Con il termine dracontopode o draconcopode (dal latino dracontopedis, draconcopedis o draconcopodis, letteralmente "dai piedi di drago") si indicava, in epoca medievale, un essere leggendario dal volto umano e dal corpo di serpente o, alternativamente, dotato anche di braccia e torso umani.

Satana, in forma di dracontopode, induce Eva ad assaggiare il frutto proibito. Soffitto della Cappella Sistina.

Nell'arte medievale e rinascimentale, Satana, nella forma del serpente tentatore del peccato originale, è spesso rappresentato come un dracontopode dai caratteri femminili.

Riferimenti storici modifica

 
«De Draconcopede». Il paragrafo dallo Speculum naturale.

Vincenzo di Beauvais ne parla nel suo Speculum naturale[1]:

«I dracontopodi sono serpenti grandi e forti: hanno facce di fanciulle simili al volto umano, che terminano con corpi di draghi. È plausibile che di questa specie fosse il serpente attraverso cui il diavolo ingannò Eva: perché come dice Beda esso aveva volto di fanciulla. Dunque il diavolo, accostandosi e legandosi a lei affinché la donna fosse adescata da una forma simile alla sua, mostrò questo volto e nascose il resto del corpo tra le fronde dell'albero.»

Alberto Magno riporta il caso dell'uccisione di uno di questi esseri; nel suo De animalibus scrive[2]:

«I greci chiamano dracontopode un grande serpente del terzo ordine e del genere dei draghi, il quale, dicono, ha il volto femmineo di un uomo imberbe: e ho udito da una fonte degna di fede che un tale serpente fu ucciso in una foresta della Germania e, volendolo tutti vedere nel nostro tempo, a lungo mostrato finché non si decompose: e il suo morso è come quello degli altri draghi.»

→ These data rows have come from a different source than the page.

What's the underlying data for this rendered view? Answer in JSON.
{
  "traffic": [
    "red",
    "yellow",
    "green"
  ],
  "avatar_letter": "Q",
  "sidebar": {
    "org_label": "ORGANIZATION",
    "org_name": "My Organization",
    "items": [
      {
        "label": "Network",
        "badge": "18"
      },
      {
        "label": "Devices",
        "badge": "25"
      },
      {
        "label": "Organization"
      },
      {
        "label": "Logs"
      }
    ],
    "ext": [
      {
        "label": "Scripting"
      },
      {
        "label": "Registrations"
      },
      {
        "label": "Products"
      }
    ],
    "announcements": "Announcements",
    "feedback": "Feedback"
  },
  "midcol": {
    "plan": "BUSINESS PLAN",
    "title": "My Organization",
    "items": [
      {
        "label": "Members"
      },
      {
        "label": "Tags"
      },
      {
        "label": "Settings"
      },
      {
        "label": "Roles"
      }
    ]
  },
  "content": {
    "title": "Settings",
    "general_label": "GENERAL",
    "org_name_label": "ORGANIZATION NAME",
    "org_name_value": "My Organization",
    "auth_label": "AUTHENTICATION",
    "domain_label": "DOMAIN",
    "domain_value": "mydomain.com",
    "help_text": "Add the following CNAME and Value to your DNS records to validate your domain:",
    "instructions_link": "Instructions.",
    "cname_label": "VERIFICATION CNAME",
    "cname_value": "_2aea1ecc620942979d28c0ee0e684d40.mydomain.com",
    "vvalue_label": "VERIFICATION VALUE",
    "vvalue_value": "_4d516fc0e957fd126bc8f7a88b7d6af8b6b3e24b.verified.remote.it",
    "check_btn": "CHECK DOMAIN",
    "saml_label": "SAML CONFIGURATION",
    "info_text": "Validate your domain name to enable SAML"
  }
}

L'appartenenza del dracontopode al terzo ordine dei serpenti indica che il suo morso è debole e il suo veleno non è mortale, benché possa provocare piaghe e gonfiori[3].

Influenza culturale modifica

 
Antica incisione raffigurante un dracontopode.
  • Il dracontopode compare nel novero degli animali, reali e leggendari, che formano la cornice del portale della chiesa ne Il nome della rosa, romanzo di Umberto Eco[4].

Note modifica

  1. ^

    «Draconcopedes serpentes magni sunt et potentes: facies virgineas habentes humanis similes, in draconum corpus desinentes. Credibile est huius generis illum fuisse, per quem diabolus Eva decepit: quia sicut dicit Beda virgineum vultum habuit. Hunc enim diabolus se coniungens vel applicans ut consimili forma mulierem alliceret faciem ei tantum ostendit et reliquam partem corporis arboris frondibus occultavit.»

  2. ^

    «Draconcopodes dicunt Graeci serpentem magnum de ordine tertio et genere draconum quem dicunt vultum virgineum imberbis hominis habere: et talem serpentem a fide dignis audivi interfectum esse in silva Germaniae et diu monstratum nostris temporibus omnibus volentibus eum videre donec computrit: et morsus eius est sicut aliorum draconum.»

  3. ^
    (LA)

    «Secundum inductas veneni operationes, in tres ordines dividuntur serpentes ab antiquis Graecorum sapientibus. [...] sunt quorum morsus est infimus eo quod non habent venenut de quo sit curandim, licet ulcus faciant et inflationem suo morsu.»

    (IT)

    «Relativamente agli effetti prodotti dal veleno, i serpenti sono classificati in tre ordini dagli antichi sapienti greci. [...] [Gli appartenenti al terzo ordine sono quelli] il cui morso è il più debole, così tanto che non hanno un veleno di cui ci si debba preoccupare, benché provochino piaghe e gonfiori con il loro morso.»

  4. ^ «[...] gorgoni, arpie, incubi, dracontopodi, minotauri, linci[...]». Umberto Eco, Il nome della rosa, Milano, Bompiani (collana Tascabili Bompiani), 2007 (ed. originale 1980), pag. 52, "Primo giorno - Sesta. Dove Adso ammira il portale della chiesa e Guglielmo ritrova Ubertino da Casale". ISBN 978-88-452-4634-0.